In Ian MacPhail, Benjamin Smith Barton and Willima Paul Crillon Barton (The Morton Arboretum, 1986), the publications of the two Bartons are described in detail. Included are these notes:
Page 5: Elements of Botany 1803 "is the first textbook of botany to be published in the United States... The work ran to three more American editions, 1812-1814, 1827, and 1836." Tiebout's three engravings appear in all four editions.
Page 27: Flora has 106 engravings.

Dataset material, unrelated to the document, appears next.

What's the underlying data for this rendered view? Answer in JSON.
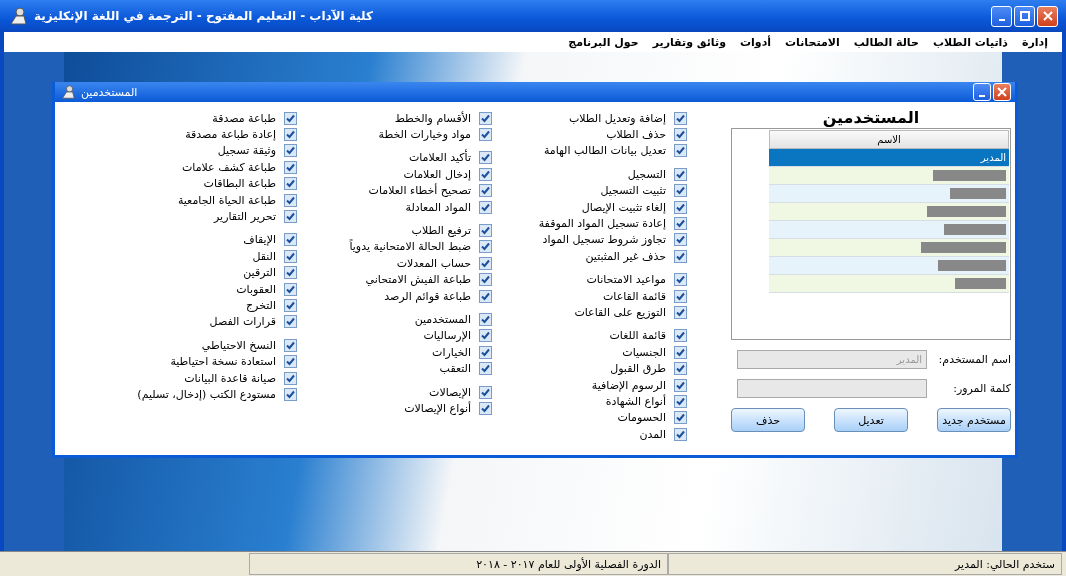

The engravers' names and plates are as follows:
(1) F. Kearney: 1-3, 5, 7, 8, 11, 12, 15 16, 18, 19, 40, 41, 53-57, 59, 61-63
(2) J. Boyd: 4, 6, 9, 10, 24, 25, 64
(3) Jacob J Plocher: 13, 14
(4) C. Tiebout: 17, 20-23, 26-39, 43-45, 48-50, 78, 79, 100, 101
(5) I. L. Frederick: 42
(6) C. Goodman: 46, 47, 51, 52, 58, 60
(7) G. B. Ellis 65-77, 80-95, 104-106
(8) J. Drayton: 96-98, 102, 103.
During the two centuries since Barton book were first published, some of the scientific and common names have changed, as indicated in the table. Online resources for current names and classifications include The Plant List and the U. S. Department of Agriculture Plants Database.